Urgence au Sommet de l'État : À peine rentré de Rome, le Premier Ministre Alix Didier Fils-Aimé convoque un Conseil des ministres extraordinaire sur la sécurité
Urgence au Sommet de l'État : À peine rentré de Rome, le Premier Ministre Alix Didier Fils-Aimé convoque un Conseil des ministres extraordinaire sur la sécurité
Port-au-Prince – Le temps de la diplomatie spirituelle au Vatican cède la place à la réalité brutale du terrain. Quelques heures seulement après avoir foulé le tarmac de l'aéroport international de Port-au-Prince, de retour d'une mission de haut niveau à Rome, le Premier ministre Alix Didier Fils-Aimé n'a pas pris une minute de repos. Signe de l'extrême gravité de la situation sécuritaire, le chef du gouvernement de transition a immédiatement convoqué un Conseil des ministres extraordinaire. L'ordre du jour est unique, vital et sans concession : la reconquête des territoires perdus et la protection des vies et des biens.

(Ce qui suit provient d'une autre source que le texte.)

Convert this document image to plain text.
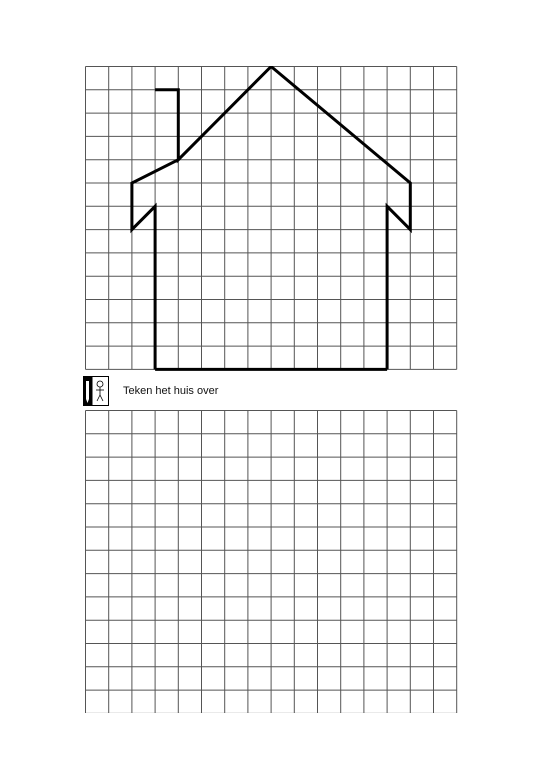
Teken het huis over
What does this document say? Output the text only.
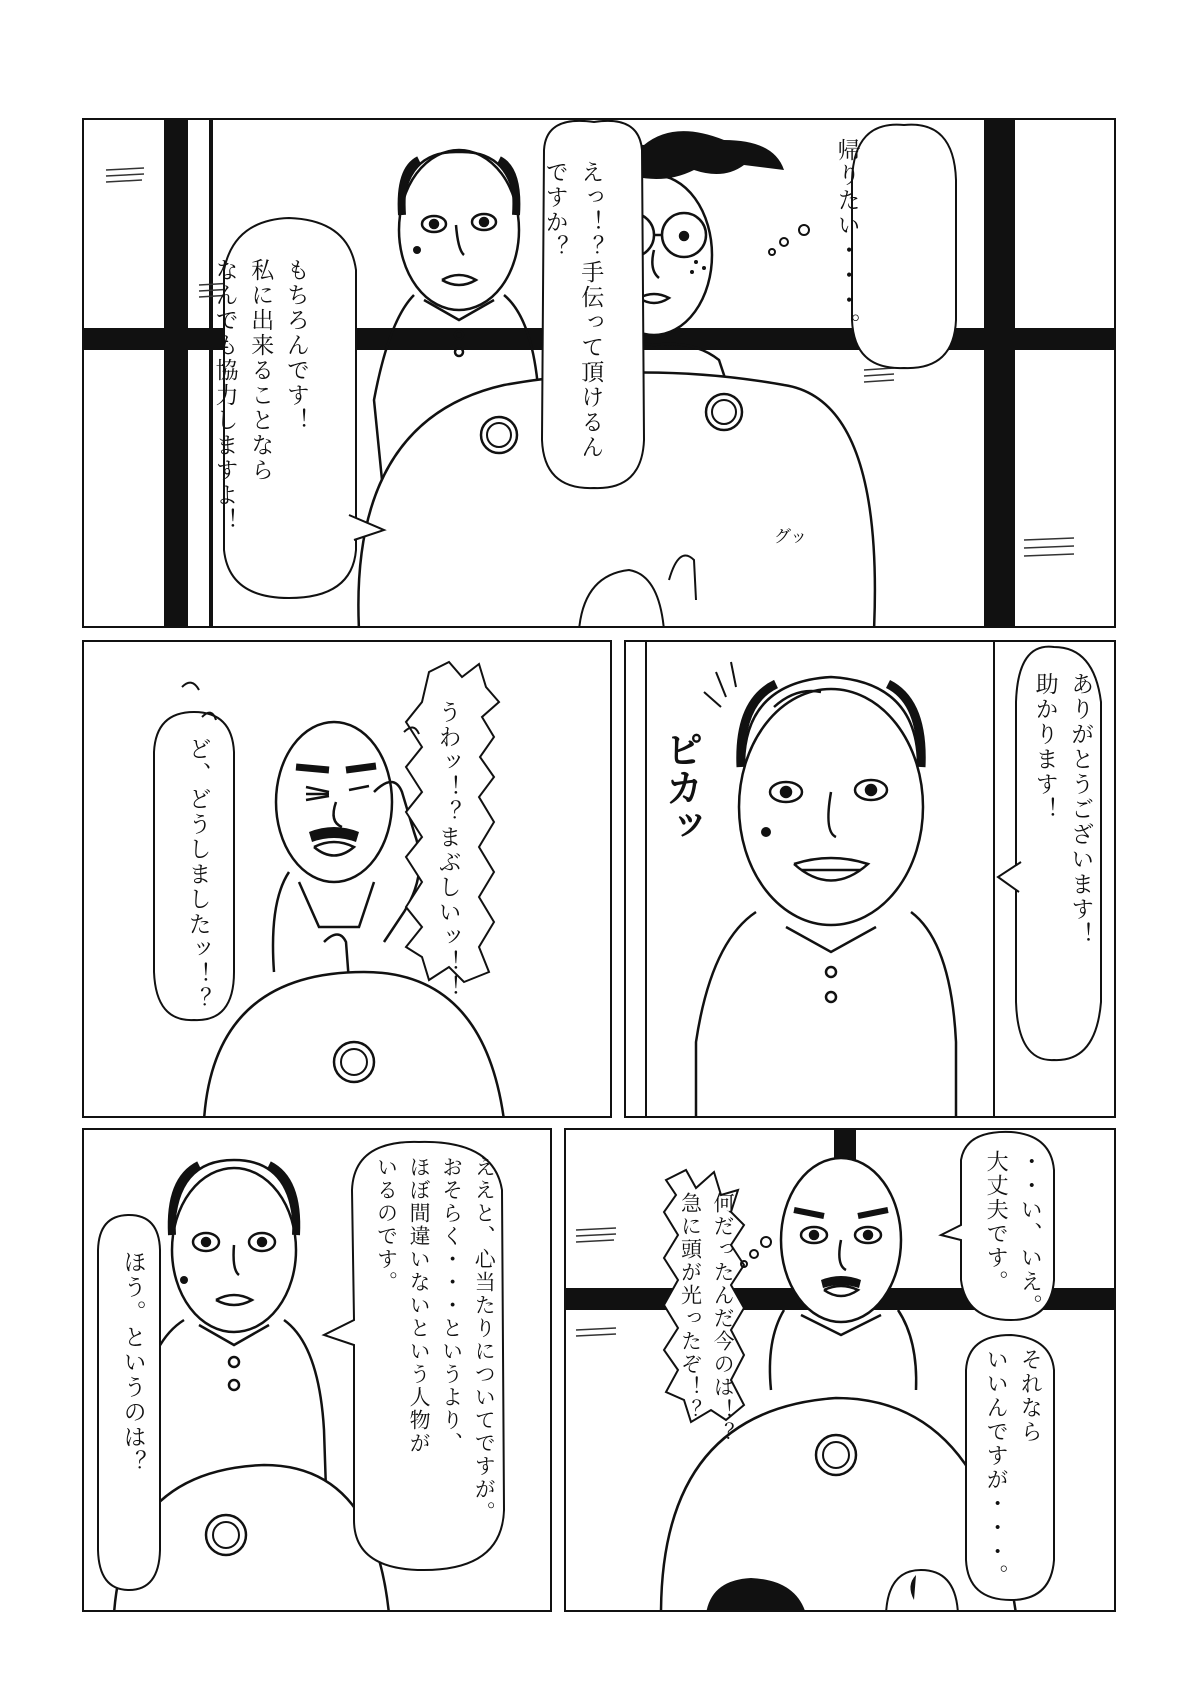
帰りたい・・・。
えっ！？手伝って頂けるん
ですか？
もちろんです！
私に出来ることなら
なんでも協力しますよ！
グッ
うわッ！？まぶしいッ！！
ど、どうしましたッ！？	ピカッ	ありがとうございます！
助かります！
ええと、心当たりについてですが。
おそらく・・・というより、
ほぼ間違いないという人物が
いるのです。
ほう。というのは？
・・い、いえ。
大丈夫です。
何だったんだ今のは！？
急に頭が光ったぞ！？	それなら
いいんですが・・・。
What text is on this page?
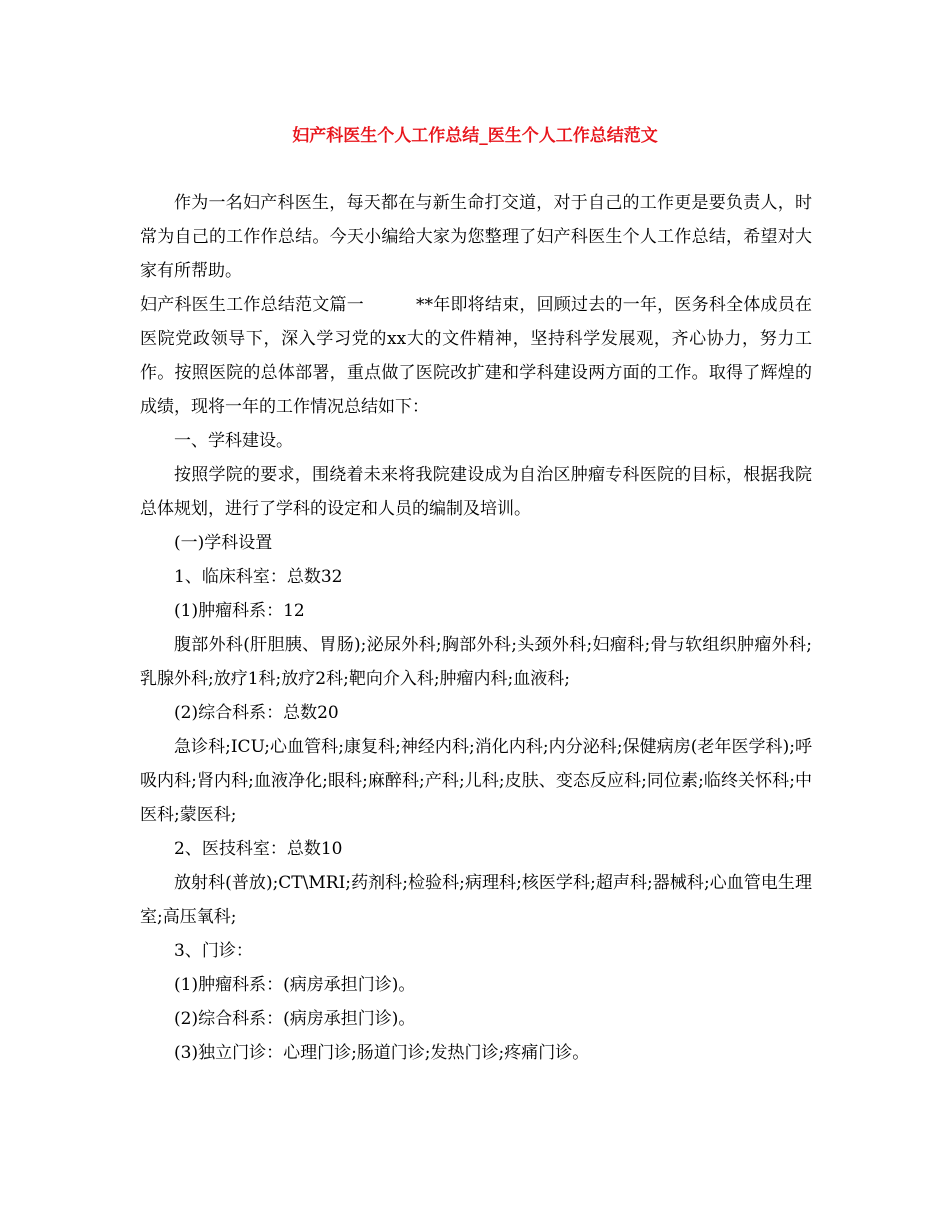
妇产科医生个人工作总结_医生个人工作总结范文

作为一名妇产科医生，每天都在与新生命打交道，对于自己的工作更是要负责人，时常为自己的工作作总结。今天小编给大家为您整理了妇产科医生个人工作总结，希望对大家有所帮助。

妇产科医生工作总结范文篇一	**年即将结束，回顾过去的一年，医务科全体成员在医院党政领导下，深入学习党的xx大的文件精神，坚持科学发展观，齐心协力，努力工作。按照医院的总体部署，重点做了医院改扩建和学科建设两方面的工作。取得了辉煌的成绩，现将一年的工作情况总结如下：

一、学科建设。

按照学院的要求，围绕着未来将我院建设成为自治区肿瘤专科医院的目标，根据我院总体规划，进行了学科的设定和人员的编制及培训。

(一)学科设置

1、临床科室：总数32

(1)肿瘤科系：12

腹部外科(肝胆胰、胃肠);泌尿外科;胸部外科;头颈外科;妇瘤科;骨与软组织肿瘤外科;乳腺外科;放疗1科;放疗2科;靶向介入科;肿瘤内科;血液科;

(2)综合科系：总数20

急诊科;ICU;心血管科;康复科;神经内科;消化内科;内分泌科;保健病房(老年医学科);呼吸内科;肾内科;血液净化;眼科;麻醉科;产科;儿科;皮肤、变态反应科;同位素;临终关怀科;中医科;蒙医科;

2、医技科室：总数10

放射科(普放);CT\MRI;药剂科;检验科;病理科;核医学科;超声科;器械科;心血管电生理室;高压氧科;

3、门诊：

(1)肿瘤科系：(病房承担门诊)。

(2)综合科系：(病房承担门诊)。

(3)独立门诊：心理门诊;肠道门诊;发热门诊;疼痛门诊。
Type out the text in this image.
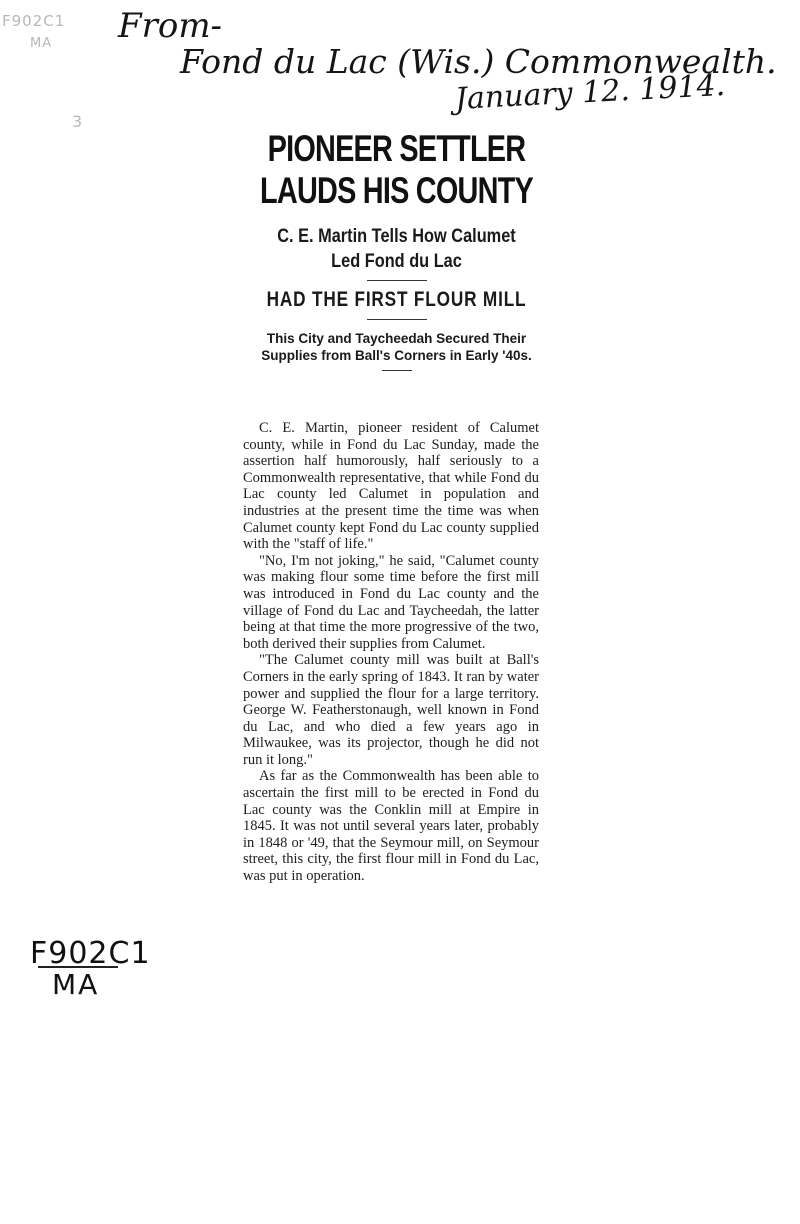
F902C1
MA
3
From-
Fond du Lac (Wis.) Commonwealth.
January 12. 1914.
F902C1
MA
PIONEER SETTLER
LAUDS HIS COUNTY
C. E. Martin Tells How Calumet
Led Fond du Lac
HAD THE FIRST FLOUR MILL
This City and Taycheedah Secured Their Supplies from Ball's Corners in Early '40s.

C. E. Martin, pioneer resident of Calumet county, while in Fond du Lac Sunday, made the assertion half humorously, half seriously to a Commonwealth representative, that while Fond du Lac county led Calumet in population and industries at the present time the time was when Calumet county kept Fond du Lac county supplied with the "staff of life."

"No, I'm not joking," he said, "Calumet county was making flour some time before the first mill was introduced in Fond du Lac county and the village of Fond du Lac and Taycheedah, the latter being at that time the more progressive of the two, both derived their supplies from Calumet.

"The Calumet county mill was built at Ball's Corners in the early spring of 1843. It ran by water power and supplied the flour for a large territory. George W. Featherstonaugh, well known in Fond du Lac, and who died a few years ago in Milwaukee, was its projector, though he did not run it long."

As far as the Commonwealth has been able to ascertain the first mill to be erected in Fond du Lac county was the Conklin mill at Empire in 1845. It was not until several years later, probably in 1848 or '49, that the Seymour mill, on Seymour street, this city, the first flour mill in Fond du Lac, was put in operation.
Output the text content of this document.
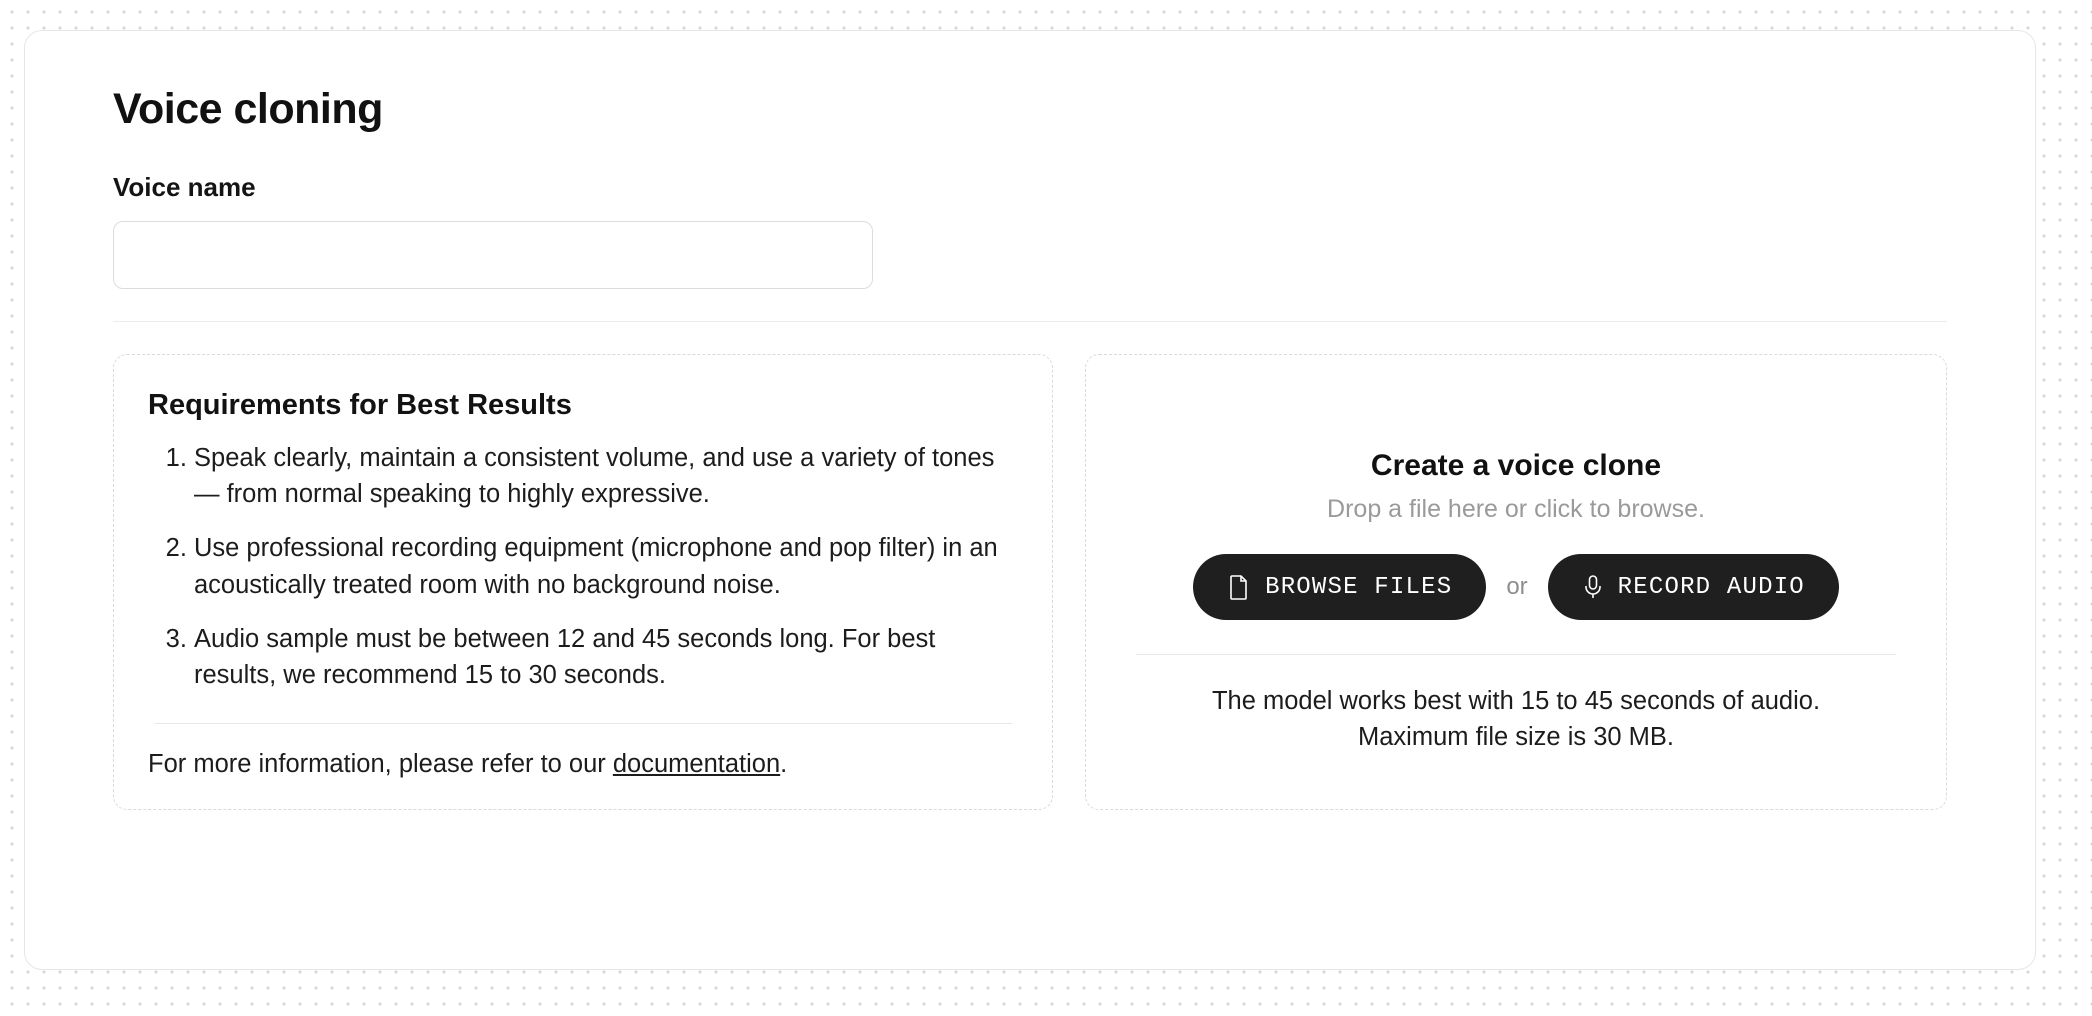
Voice cloning
Voice name
Requirements for Best Results
1. Speak clearly, maintain a consistent volume, and use a variety of tones — from normal speaking to highly expressive.
2. Use professional recording equipment (microphone and pop filter) in an acoustically treated room with no background noise.
3. Audio sample must be between 12 and 45 seconds long. For best results, we recommend 15 to 30 seconds.

For more information, please refer to our documentation.

Create a voice clone

Drop a file here or click to browse.

BROWSE FILES or	RECORD AUDIO

The model works best with 15 to 45 seconds of audio. Maximum file size is 30 MB.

Cette réunion d'urgence, qui s'est tenue dans un climat de tension palpable, intervient alors que plusieurs quartiers de la capitale continuent de subir les assauts répétés des coalitions criminelles, plongeant la population dans une détresse humanitaire et psychologique sans précédent.
La fin du sursis diplomatique
Le voyage à Rome, bien que symboliquement fort et nécessaire pour mobiliser la diplomatie morale mondiale, n'a pas fait baisser l'intensité des tirs à Port-au-Prince. Alix Didier Fils-Aimé le sait : le crédit de son gouvernement repose quasi exclusivement sur sa capacité à restaurer un semblant d'ordre public. En enchaînant directement avec ce Conseil des ministres spécial, le Premier ministre cherche à projeter l'image d'un leadership actif, réactif et conscient que chaque heure d'hésitation se traduit par des vies fauchées.
Les discussions au cours de ce conseil extraordinaire ont porté sur une réévaluation immédiate du plan de sécurité nationale. Le gouvernement semble vouloir passer à une phase offensive plus coordonnée entre la Police Nationale d'Haïti (PNH) et les forces internationales présentes sur le sol national.
Vers un renforcement des mesures d'exception ?
Selon les premières indiscrétions émanant des cercles du pouvoir, ce Conseil des ministres a exploré plusieurs pistes d'action immédiates. Il s'agirait d'intensifier les opérations de bouclage des zones rouges, de renforcer la logistique des unités d'élite de la police et d'améliorer le renseignement criminel pour anticiper les mouvements des gangs. La question du financement urgent des forces de l'ordre, nerf de cette guerre asymétrique, a également été au cœur des débats.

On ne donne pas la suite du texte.